À la fin de l'Exil, l'événement politico-religieux qu'est l'arrivée / invasion pacifique de Cyrus provoque une avancée énorme d'Israël dans sa foi.​

 

Médite, creuse, interroge
  Exégèse-problématiques 

 

"Ainsi vécut le Peuple ..."

Contexte : situation des exilés : Pendant l'Exil, les facteurs de cohésion nationale furent essentiellement de deux ordres : les messages prophétiques projetés vers un avenir de retour et de reconstruction, et le travail historiographique lancé dans la réécriture du passe. Si la réécriture du passé eut une efficacité en profondeur sur la longue durée, l'action prophétique eut, elle, une efficacité décisive immédiate grâce à deux personnalités assez exceptionnelles : Ézéchiel, déporté déjà avec le premier groupe de Joiakîn, et le Deutéro-Isaïe qui prophétise une génération plus tard, juste avant l'avènement de Cyrus. De façon générale on adopte, devant les événements, l'interprétation classique déjà amorcée au VII° siècle et développée par Jérémie à la veille de l'effondrement national, tout en l'adaptant à la situation de la communauté en exil : la tragédie nationale n'implique pas une supériorité des dieux étrangers, babyloniens en l'occurrence, sur YHWH, ce qui pourrait inciter à abandonner le dieu national pour adopter les dieux impériaux. Au contraire, c'est YHWH lui-même qui s'est servi des Babyloniens pour punir le peuple qui l'avait trahi. Il s'agit donc, si l'on veut remédier à la catastrophe, de rendorcer la fidélité envers YHWH: car Lui seul peut faire retourner son peuple dans sa patrie et lui assurer un avenir de prospérité et même, éventuellement, punir les Babyloniens.

Mario Liverani, LBH / 304

"C'est alors que Cyrus ..."

Contexte : l'événement Cyrus : Vécu dans une résignation mêlée d'espérance, l'Exil (gôlah) ne devait pas durer éternellement. Jérémie avait été le premier à exhorter les déportés à s'insérer dans leur nouvel environnement, et à affronter courageusement leur nouvelle vie, à ne pas non plus se bercer d'illusions : une attitude ouverte de la part du roi, probablement à l'avènement d'Awul-Mardouk, ne signifiait pas la restitution du mobilier sacré (Jr 27, 16-17). Il prophétisa enfin (Jr 25, 11-12; 29,10) une durée de soixante-dix ans non point pour l'Exil, mais pour la dynastie chaldéenne. Cette prophétie, il la fit probablement au moment où l'effondrement du royaume babylonien apparaissait imminent. Ces soixante-dix ans correspondent d'ailleurs bien au temps qui s'écoule entre 609, date de l'effondrement assyrien, et 539, date de la prise de Babylone par Cyrus.

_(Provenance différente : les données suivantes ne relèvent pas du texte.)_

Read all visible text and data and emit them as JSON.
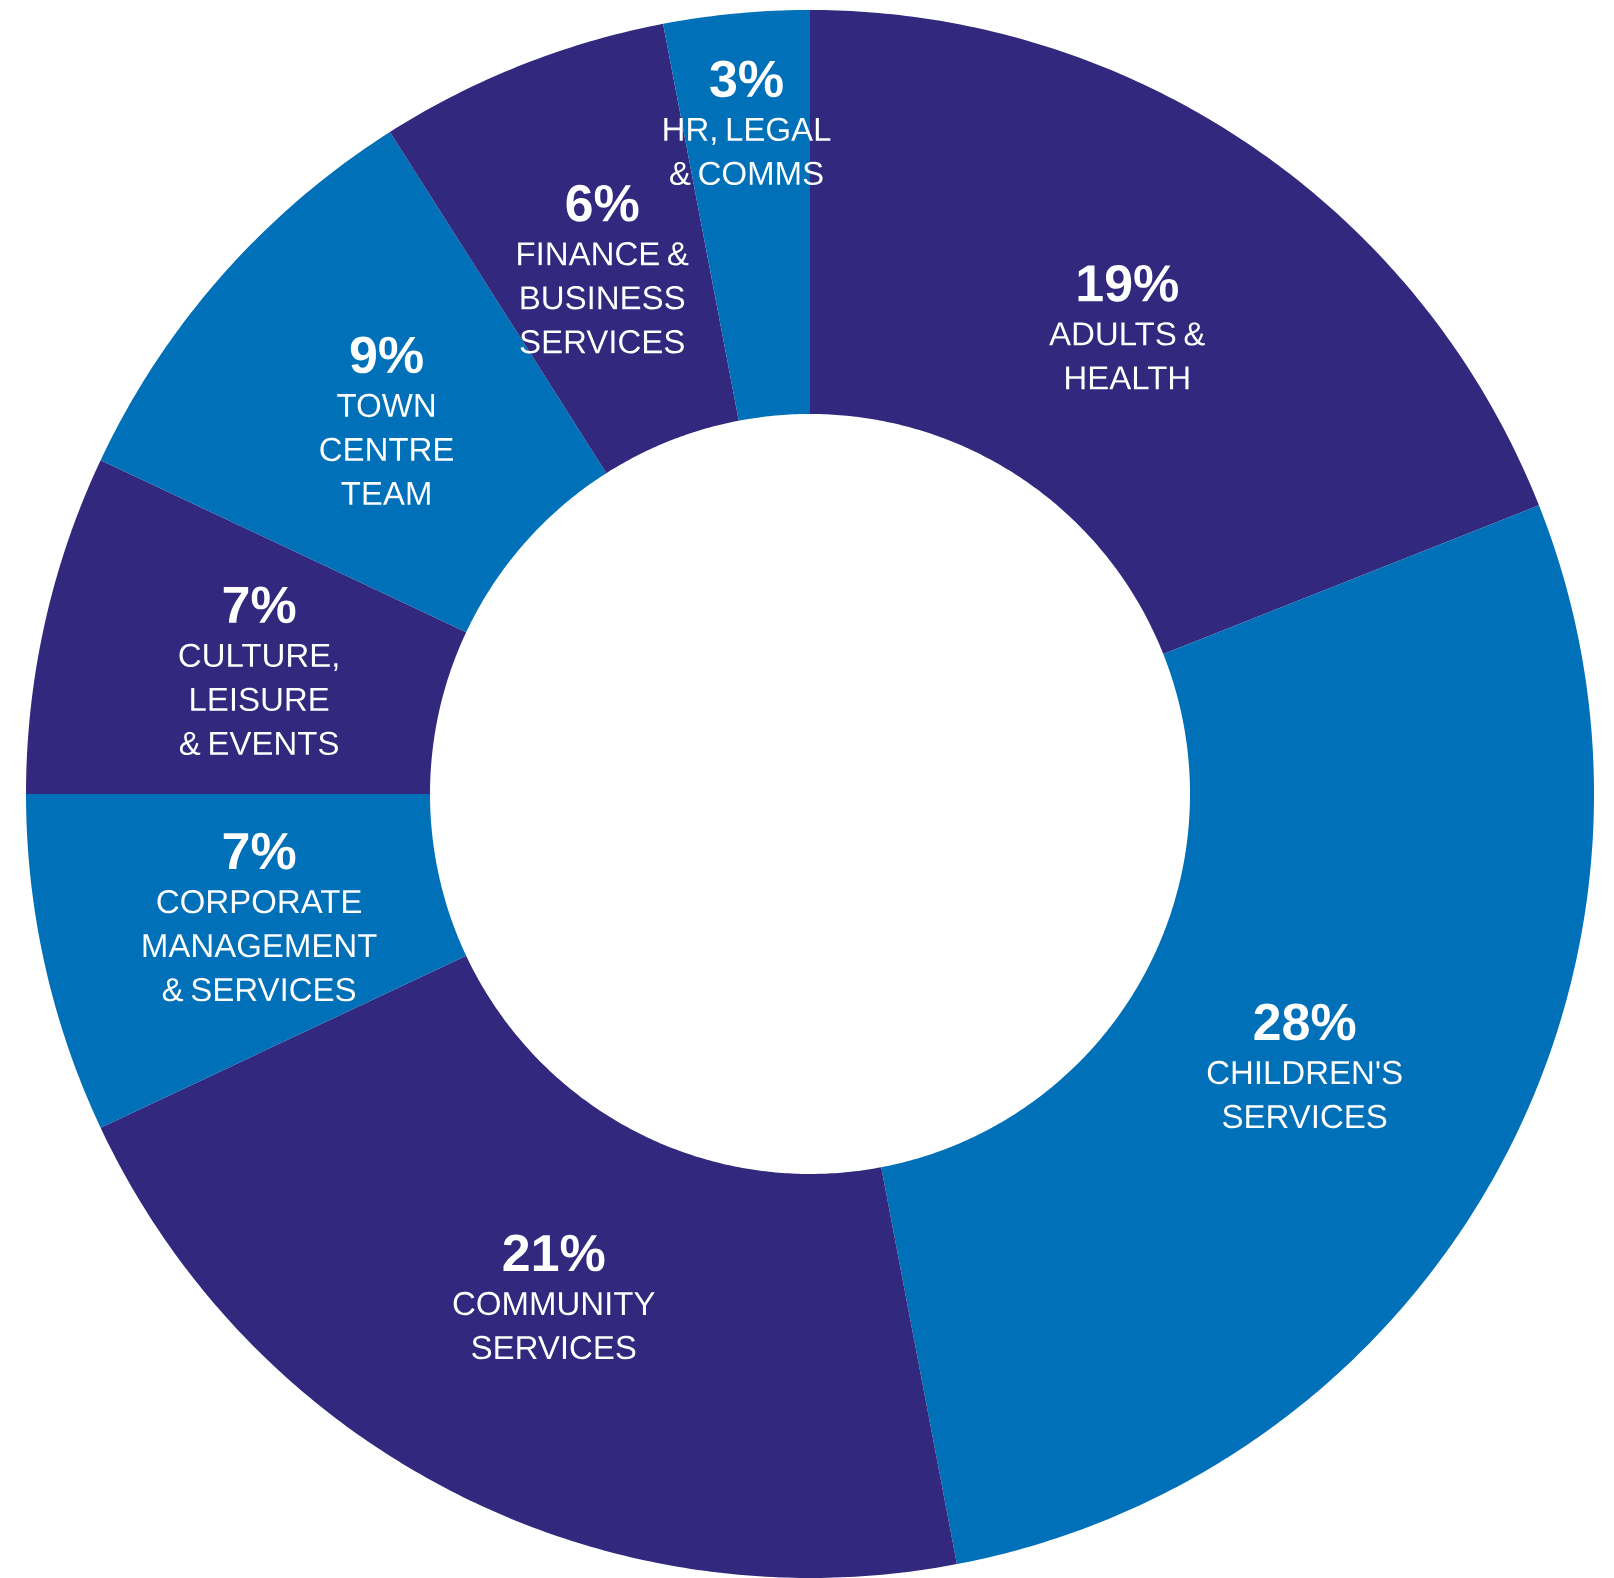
{
  "chart_data": {
    "type": "donut",
    "categories": [
      "ADULTS & HEALTH",
      "CHILDREN'S SERVICES",
      "COMMUNITY SERVICES",
      "CORPORATE MANAGEMENT & SERVICES",
      "CULTURE, LEISURE & EVENTS",
      "TOWN CENTRE TEAM",
      "FINANCE & BUSINESS SERVICES",
      "HR, LEGAL & COMMS"
    ],
    "values": [
      19,
      28,
      21,
      7,
      7,
      9,
      6,
      3
    ],
    "value_labels": [
      "19%",
      "28%",
      "21%",
      "7%",
      "7%",
      "9%",
      "6%",
      "3%"
    ],
    "colors": [
      "#32287e",
      "#0070b9",
      "#32287e",
      "#0070b9",
      "#32287e",
      "#0070b9",
      "#32287e",
      "#0070b9"
    ],
    "legend": false
  }
}
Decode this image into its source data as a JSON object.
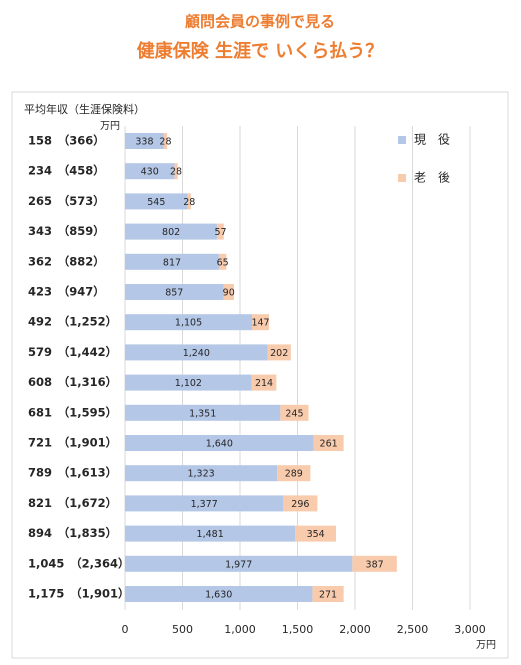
{
  "chart_data": {
    "type": "stacked-bar-horizontal",
    "title": "顧問会員の事例で見る",
    "subtitle": "健康保険 生涯で いくら払う？",
    "y_axis_label": "平均年収（生涯保険料）",
    "y_axis_unit": "万円",
    "x_axis_unit": "万円",
    "categories": [
      "158　（366）",
      "234　（458）",
      "265　（573）",
      "343　（859）",
      "362　（882）",
      "423　（947）",
      "492　（1,252）",
      "579　（1,442）",
      "608　（1,316）",
      "681　（1,595）",
      "721　（1,901）",
      "789　（1,613）",
      "821　（1,672）",
      "894　（1,835）",
      "1,045　（2,364）",
      "1,175　（1,901）"
    ],
    "series": [
      {
        "name": "現　役",
        "color": "#b4c7e7",
        "values": [
          338,
          430,
          545,
          802,
          817,
          857,
          1105,
          1240,
          1102,
          1351,
          1640,
          1323,
          1377,
          1481,
          1977,
          1630
        ],
        "value_labels": [
          "338",
          "430",
          "545",
          "802",
          "817",
          "857",
          "1,105",
          "1,240",
          "1,102",
          "1,351",
          "1,640",
          "1,323",
          "1,377",
          "1,481",
          "1,977",
          "1,630"
        ]
      },
      {
        "name": "老　後",
        "color": "#f8cbad",
        "values": [
          28,
          28,
          28,
          57,
          65,
          90,
          147,
          202,
          214,
          245,
          261,
          289,
          296,
          354,
          387,
          271
        ]
      }
    ],
    "xlim": [
      0,
      3000
    ],
    "xticks": [
      0,
      500,
      {
        "value": 1000,
        "label": "1,000"
      },
      {
        "value": 1500,
        "label": "1,500"
      },
      {
        "value": 2000,
        "label": "2,000"
      },
      {
        "value": 2500,
        "label": "2,500"
      },
      {
        "value": 3000,
        "label": "3,000"
      }
    ],
    "grid": true,
    "legend": "right"
  }
}
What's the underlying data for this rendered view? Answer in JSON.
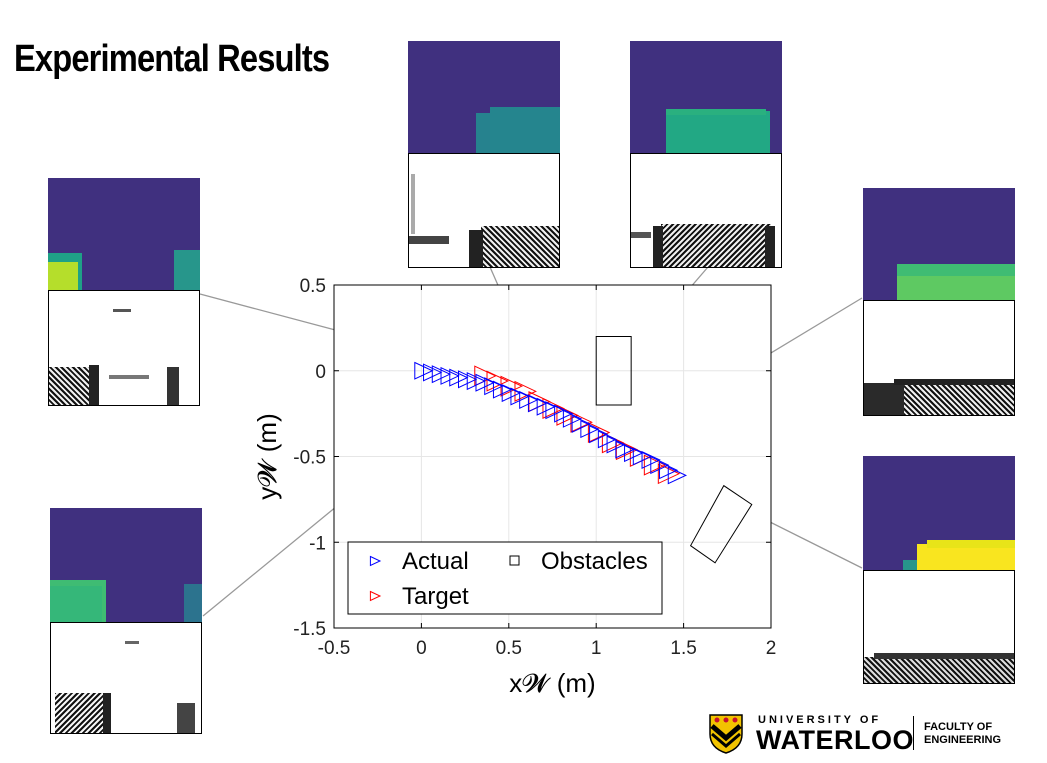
{
  "slide": {
    "title": "Experimental Results"
  },
  "logo": {
    "university_line": "UNIVERSITY OF",
    "university_name": "WATERLOO",
    "faculty_line1": "FACULTY OF",
    "faculty_line2": "ENGINEERING"
  },
  "colors": {
    "actual": "#0000ff",
    "target": "#ff0000",
    "obstacle": "#000000",
    "arrow": "#999999",
    "depth_background": "#40307f",
    "depth_near": "#f9e51f",
    "depth_mid": "#27968b"
  },
  "chart_data": {
    "type": "scatter",
    "xlabel": "x𝓦 (m)",
    "ylabel": "y𝓦 (m)",
    "xlim": [
      -0.5,
      2
    ],
    "ylim": [
      -1.5,
      0.5
    ],
    "xticks": [
      "-0.5",
      "0",
      "0.5",
      "1",
      "1.5",
      "2"
    ],
    "yticks": [
      "0.5",
      "0",
      "-0.5",
      "-1",
      "-1.5"
    ],
    "grid": true,
    "legend_placement": "bottom-left",
    "legend": [
      "Actual",
      "Target",
      "Obstacles"
    ],
    "marker": "right-pointing triangle",
    "series": [
      {
        "name": "Actual",
        "x": [
          0.0,
          0.05,
          0.1,
          0.15,
          0.2,
          0.25,
          0.3,
          0.35,
          0.4,
          0.45,
          0.5,
          0.55,
          0.6,
          0.65,
          0.7,
          0.75,
          0.8,
          0.85,
          0.9,
          0.95,
          1.0,
          1.05,
          1.1,
          1.15,
          1.2,
          1.25,
          1.3,
          1.35,
          1.4,
          1.45
        ],
        "y": [
          0.0,
          -0.01,
          -0.02,
          -0.03,
          -0.04,
          -0.05,
          -0.06,
          -0.07,
          -0.09,
          -0.11,
          -0.13,
          -0.15,
          -0.17,
          -0.19,
          -0.21,
          -0.23,
          -0.25,
          -0.28,
          -0.31,
          -0.34,
          -0.37,
          -0.4,
          -0.43,
          -0.46,
          -0.48,
          -0.5,
          -0.52,
          -0.55,
          -0.58,
          -0.61
        ]
      },
      {
        "name": "Target",
        "x": [
          0.35,
          0.42,
          0.5,
          0.58,
          0.66,
          0.74,
          0.82,
          0.9,
          1.0,
          1.08,
          1.16,
          1.24,
          1.32,
          1.4
        ],
        "y": [
          -0.03,
          -0.06,
          -0.09,
          -0.12,
          -0.18,
          -0.22,
          -0.26,
          -0.3,
          -0.36,
          -0.42,
          -0.46,
          -0.5,
          -0.55,
          -0.6
        ]
      }
    ],
    "obstacles": [
      {
        "name": "Obstacles",
        "corners": [
          [
            1.0,
            0.2
          ],
          [
            1.2,
            0.2
          ],
          [
            1.2,
            -0.2
          ],
          [
            1.0,
            -0.2
          ]
        ]
      },
      {
        "corners": [
          [
            1.54,
            -1.02
          ],
          [
            1.73,
            -0.67
          ],
          [
            1.89,
            -0.78
          ],
          [
            1.68,
            -1.12
          ]
        ]
      }
    ]
  }
}
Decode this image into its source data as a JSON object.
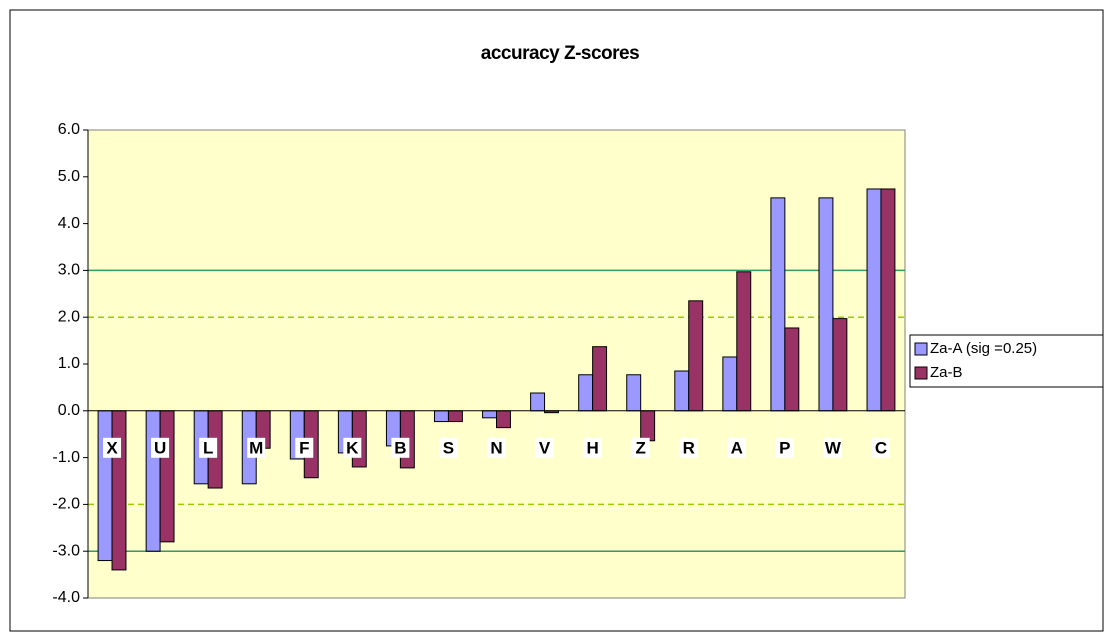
{
  "chart_data": {
    "type": "bar",
    "title": "accuracy Z-scores",
    "categories": [
      "X",
      "U",
      "L",
      "M",
      "F",
      "K",
      "B",
      "S",
      "N",
      "V",
      "H",
      "Z",
      "R",
      "A",
      "P",
      "W",
      "C"
    ],
    "series": [
      {
        "name": "Za-A (sig =0.25)",
        "color": "#9999ff",
        "values": [
          -3.2,
          -3.0,
          -1.56,
          -1.56,
          -1.03,
          -0.9,
          -0.75,
          -0.23,
          -0.15,
          0.38,
          0.77,
          0.77,
          0.85,
          1.15,
          4.55,
          4.55,
          4.74
        ]
      },
      {
        "name": "Za-B",
        "color": "#993366",
        "values": [
          -3.4,
          -2.8,
          -1.65,
          -0.8,
          -1.43,
          -1.2,
          -1.22,
          -0.23,
          -0.36,
          -0.04,
          1.37,
          -0.64,
          2.35,
          2.97,
          1.77,
          1.97,
          4.74
        ]
      }
    ],
    "ylim": [
      -4.0,
      6.0
    ],
    "yticks": [
      {
        "value": -4,
        "label": "-4.0"
      },
      {
        "value": -3,
        "label": "-3.0"
      },
      {
        "value": -2,
        "label": "-2.0"
      },
      {
        "value": -1,
        "label": "-1.0"
      },
      {
        "value": 0,
        "label": "0.0"
      },
      {
        "value": 1,
        "label": "1.0"
      },
      {
        "value": 2,
        "label": "2.0"
      },
      {
        "value": 3,
        "label": "3.0"
      },
      {
        "value": 4,
        "label": "4.0"
      },
      {
        "value": 5,
        "label": "5.0"
      },
      {
        "value": 6,
        "label": "6.0"
      }
    ],
    "reference_lines": [
      {
        "value": 3.0,
        "color": "#339966",
        "dashed": false
      },
      {
        "value": -3.0,
        "color": "#339966",
        "dashed": false
      },
      {
        "value": 2.0,
        "color": "#99cc00",
        "dashed": true
      },
      {
        "value": -2.0,
        "color": "#99cc00",
        "dashed": true
      }
    ],
    "plot_background": "#ffffcc",
    "legend": "right"
  }
}
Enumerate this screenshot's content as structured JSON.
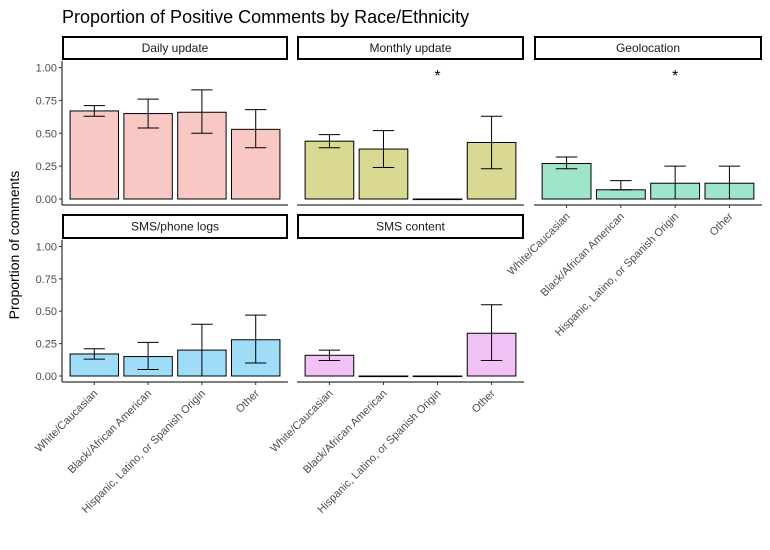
{
  "chart_data": {
    "type": "bar",
    "title": "Proportion of Positive Comments by Race/Ethnicity",
    "xlabel": "",
    "ylabel": "Proportion of comments",
    "ylim": [
      0,
      1.05
    ],
    "yticks": [
      "0.00",
      "0.25",
      "0.50",
      "0.75",
      "1.00"
    ],
    "ytick_values": [
      0,
      0.25,
      0.5,
      0.75,
      1.0
    ],
    "categories": [
      "White/Caucasian",
      "Black/African American",
      "Hispanic, Latino, or Spanish Origin",
      "Other"
    ],
    "grid": false,
    "legend": "none",
    "panels": [
      {
        "name": "Daily update",
        "color": "#F8C8C4",
        "values": [
          0.67,
          0.65,
          0.66,
          0.53
        ],
        "err_low": [
          0.63,
          0.54,
          0.5,
          0.39
        ],
        "err_high": [
          0.71,
          0.76,
          0.83,
          0.68
        ],
        "annotation": ""
      },
      {
        "name": "Monthly update",
        "color": "#D9D994",
        "values": [
          0.44,
          0.38,
          0.0,
          0.43
        ],
        "err_low": [
          0.39,
          0.24,
          0.0,
          0.23
        ],
        "err_high": [
          0.49,
          0.52,
          0.0,
          0.63
        ],
        "annotation": "*"
      },
      {
        "name": "Geolocation",
        "color": "#9FE5C9",
        "values": [
          0.27,
          0.07,
          0.12,
          0.12
        ],
        "err_low": [
          0.23,
          0.07,
          0.0,
          0.0
        ],
        "err_high": [
          0.32,
          0.14,
          0.25,
          0.25
        ],
        "annotation": "*"
      },
      {
        "name": "SMS/phone logs",
        "color": "#9FDCF8",
        "values": [
          0.17,
          0.15,
          0.2,
          0.28
        ],
        "err_low": [
          0.13,
          0.05,
          0.0,
          0.1
        ],
        "err_high": [
          0.21,
          0.26,
          0.4,
          0.47
        ],
        "annotation": ""
      },
      {
        "name": "SMS content",
        "color": "#F2C2F7",
        "values": [
          0.16,
          0.0,
          0.0,
          0.33
        ],
        "err_low": [
          0.12,
          0.0,
          0.0,
          0.12
        ],
        "err_high": [
          0.2,
          0.0,
          0.0,
          0.55
        ],
        "annotation": ""
      }
    ]
  }
}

Le cycle de soixante-dix ans pour la colère de YHWH contre son peuple est un topos qui a un précédent mésopotamien : la colère de Mardouk contre sa Babylone, gravée dans les inscriptions d'Esarhaddon. C'est en fait l'intervalle de temps nécessaire pour assurer un renouveau générationnel complet entre ceux qui ont suscité par leurs transgressions la fureur divine, et leurs descendants innocents. Pour Jérémie (50-51), la chute de Babylone, répétition de la chute de Ninive et de l'Assyrie, sera l'oeuvre, comme d'habitude, des hordes barbares du Nord (Jr 50,41-43) ; on les identifiera tout d'abord comme la confédération des tribus montagnardes coiffée par les Mèdes; cette identification sera revue et corrigée un peu plus tard et attribuée aux Perses de Cyrus. Babylone en tout état de cause subit le même sort qu'elle avait infligé à tant de peuples, et à Juda en particulier, encore que Cyrus, réaliste, se gardera bien de détruire la ville et de renverser Mardouk, comme l'avait annoncé ou espéré Jérémie (Jr 51,58)

Le deutéro-Isaïe écrit après Jérémie, une génération plus tard. Pour lui aussi, la chute de  Babylone est le signe certain que la colère de Dieu est apaisée. Il attribue donc à Cyrus un rôle de sauveur. Mais comme il écrit au moment des événements, il sait bien que les temps ont changé par rapport au vieux modèle : Babylone ne sera pas rasée au sol comme Ninive, Cyrus n'est pas un destructeur furieux mais un roi juste envoyé par YHWH pour mener une action miraculeusement pacifique (Is 45,1-3)

Mario Liverani, LBH / 340

  Théo/Philo-problématiques 

 

"Cyrus, héritier du monothéisme de ses pères, semblait se rire de tous les dieux."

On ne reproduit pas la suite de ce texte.